Arrow tables are eagerly materialized in memory and don't allow for the same amount of data skipping.
Multiple query engines can query Arrow Datasets
Other query engines like DataFusion can also query Arrow datasets, see the following example:
from datafusion import SessionContext
ctx = SessionContext()
ctx.register_dataset("my_dataset", table.to_pyarrow_dataset())

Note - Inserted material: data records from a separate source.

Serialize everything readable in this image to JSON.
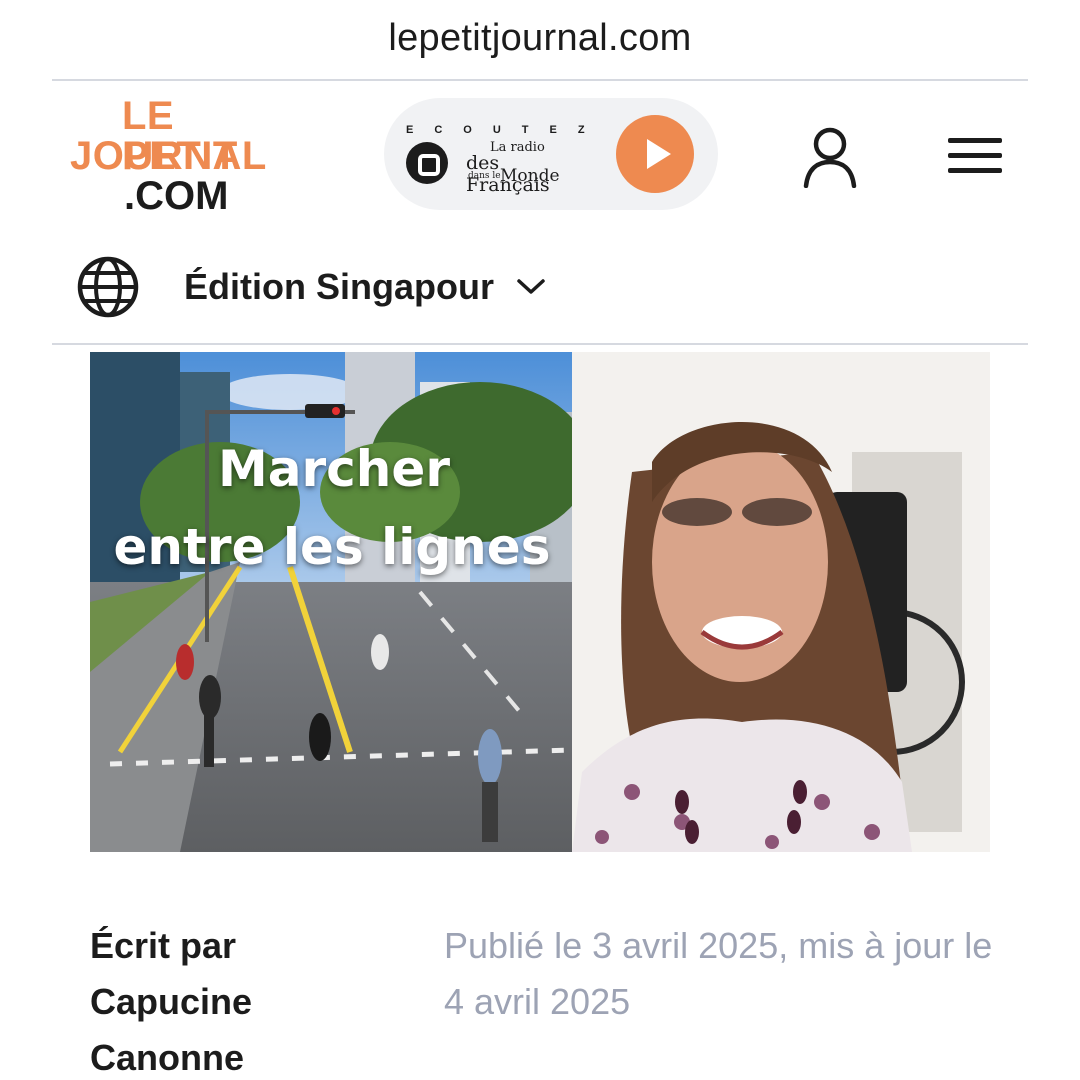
{
  "browser": {
    "url": "lepetitjournal.com"
  },
  "header": {
    "logo": {
      "line1": "LE PETIT",
      "line2": "JOURNAL",
      "line3": ".COM"
    },
    "radio": {
      "ecoutez": "ECOUTEZ",
      "brand_la_radio": "La radio",
      "brand_des_francais": "des Français",
      "brand_dans_le": "dans le",
      "brand_monde": "Monde"
    }
  },
  "edition": {
    "label": "Édition Singapour"
  },
  "article": {
    "image_title_line1": "Marcher",
    "image_title_line2": "entre les lignes",
    "written_by_label": "Écrit par",
    "author_first": "Capucine",
    "author_last": "Canonne",
    "dates": "Publié le 3 avril 2025, mis à jour le 4 avril 2025"
  },
  "colors": {
    "accent": "#ee8a50",
    "text": "#1c1c1c",
    "muted": "#9da3b4",
    "divider": "#d6d9e0"
  },
  "icons": [
    "user-icon",
    "menu-icon",
    "globe-icon",
    "chevron-down-icon",
    "play-icon",
    "radio-logo-icon"
  ]
}
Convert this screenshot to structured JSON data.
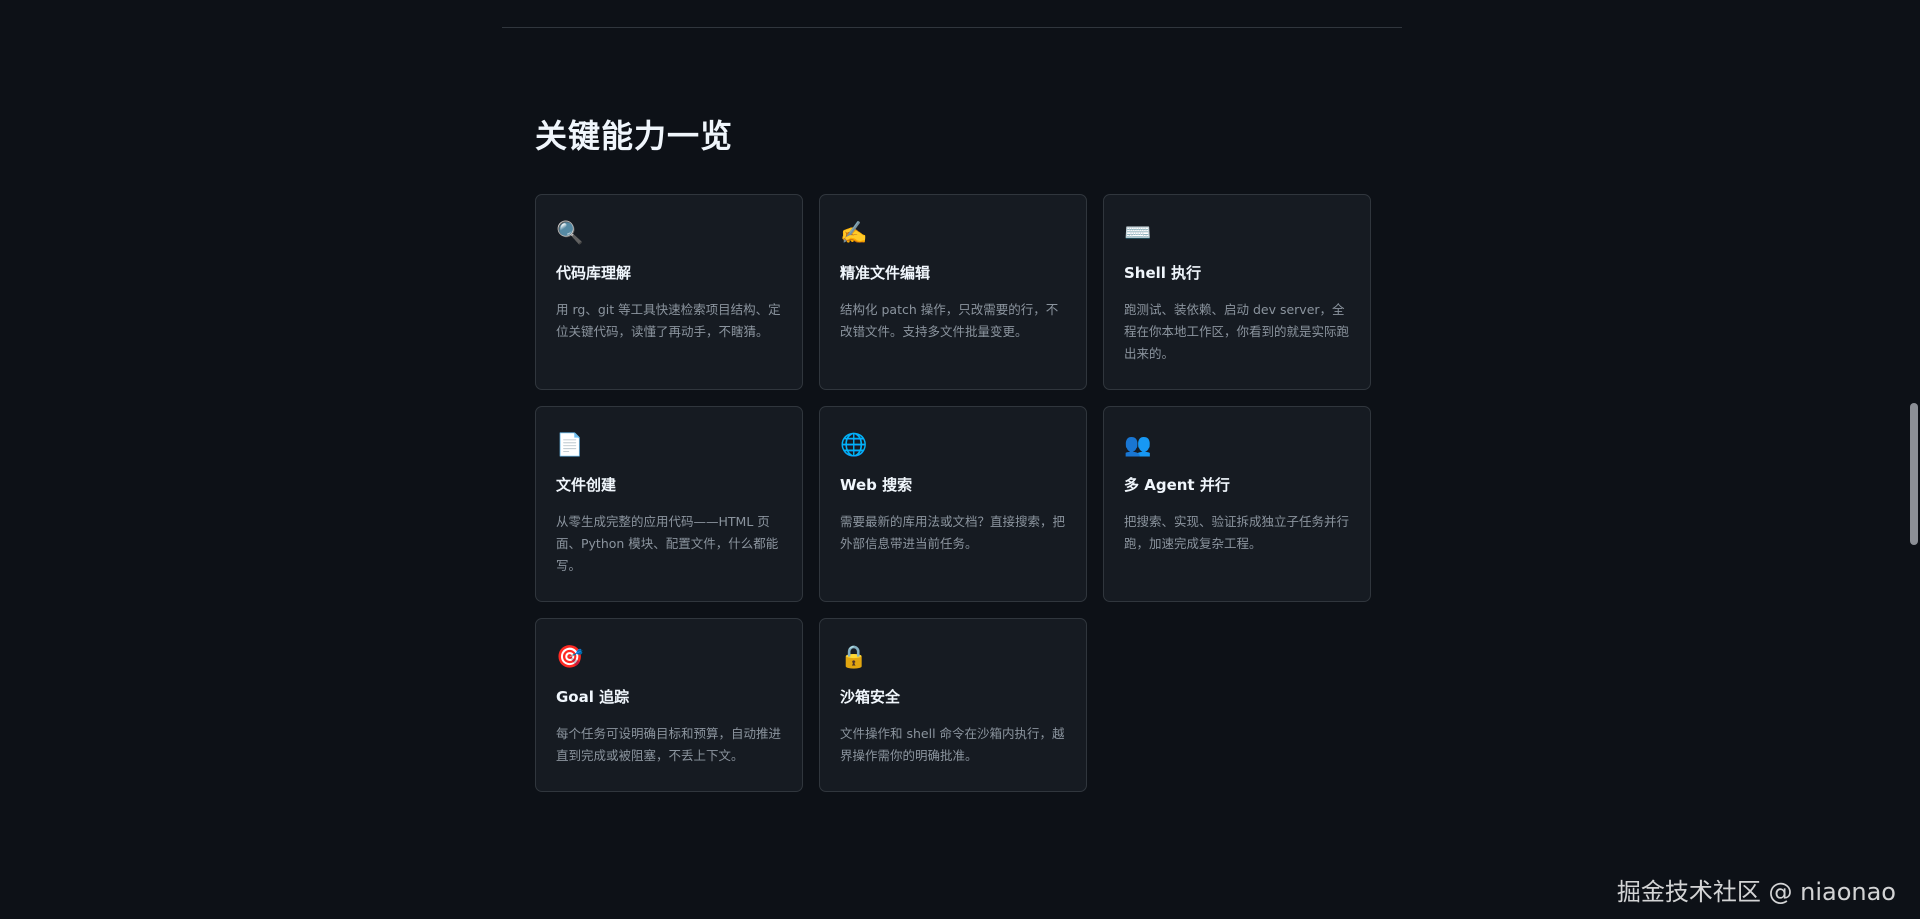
{
  "section": {
    "title": "关键能力一览"
  },
  "cards": [
    {
      "icon": "magnifier-icon",
      "glyph": "🔍",
      "title": "代码库理解",
      "desc": "用 rg、git 等工具快速检索项目结构、定位关键代码，读懂了再动手，不瞎猜。"
    },
    {
      "icon": "writing-hand-icon",
      "glyph": "✍️",
      "title": "精准文件编辑",
      "desc": "结构化 patch 操作，只改需要的行，不改错文件。支持多文件批量变更。"
    },
    {
      "icon": "keyboard-icon",
      "glyph": "⌨️",
      "title": "Shell 执行",
      "desc": "跑测试、装依赖、启动 dev server，全程在你本地工作区，你看到的就是实际跑出来的。"
    },
    {
      "icon": "document-icon",
      "glyph": "📄",
      "title": "文件创建",
      "desc": "从零生成完整的应用代码——HTML 页面、Python 模块、配置文件，什么都能写。"
    },
    {
      "icon": "globe-icon",
      "glyph": "🌐",
      "title": "Web 搜索",
      "desc": "需要最新的库用法或文档？直接搜索，把外部信息带进当前任务。"
    },
    {
      "icon": "people-icon",
      "glyph": "👥",
      "title": "多 Agent 并行",
      "desc": "把搜索、实现、验证拆成独立子任务并行跑，加速完成复杂工程。"
    },
    {
      "icon": "target-icon",
      "glyph": "🎯",
      "title": "Goal 追踪",
      "desc": "每个任务可设明确目标和预算，自动推进直到完成或被阻塞，不丢上下文。"
    },
    {
      "icon": "lock-icon",
      "glyph": "🔒",
      "title": "沙箱安全",
      "desc": "文件操作和 shell 命令在沙箱内执行，越界操作需你的明确批准。"
    }
  ],
  "watermark": "掘金技术社区 @ niaonao"
}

ctx.sql("select * from my_dataset where v2 > 5")
Here's the result:
+-------+-------+--------------+-----+-----+--------+----+----+-----------+
| id1 | id2 | id3 | id4 | id5 | id6 | v1 | v2 | v3 |
+-------+-------+--------------+-----+-----+--------+----+----+-----------+
| id082 | id049 | id0000022715 | 97 | 55 | 756924 | 2 | 11 | 74.161136 |
| id053 | id052 | id0000113549 | 19 | 56 | 139048 | 1 | 10 | 95.178444 |
| id090 | id043 | id0000637409 | 94 | 50 | 12448 | 3 | 12 | 60.21896 |
+-------+-------+--------------+-----+-----+--------+----+----+-----------+
Any query engine that's capable of reading an Arrow table/dataset can read a Delta table.
Conclusion
Delta tables can easily be exposed as Arrow tables/datasets.
Therefore any query engine that can read an Arrow table/dataset can also read a Delta table.
Arrow datasets allow for more predicates to be pushed down to the query engine, so they can perform better performance than Arrow tables.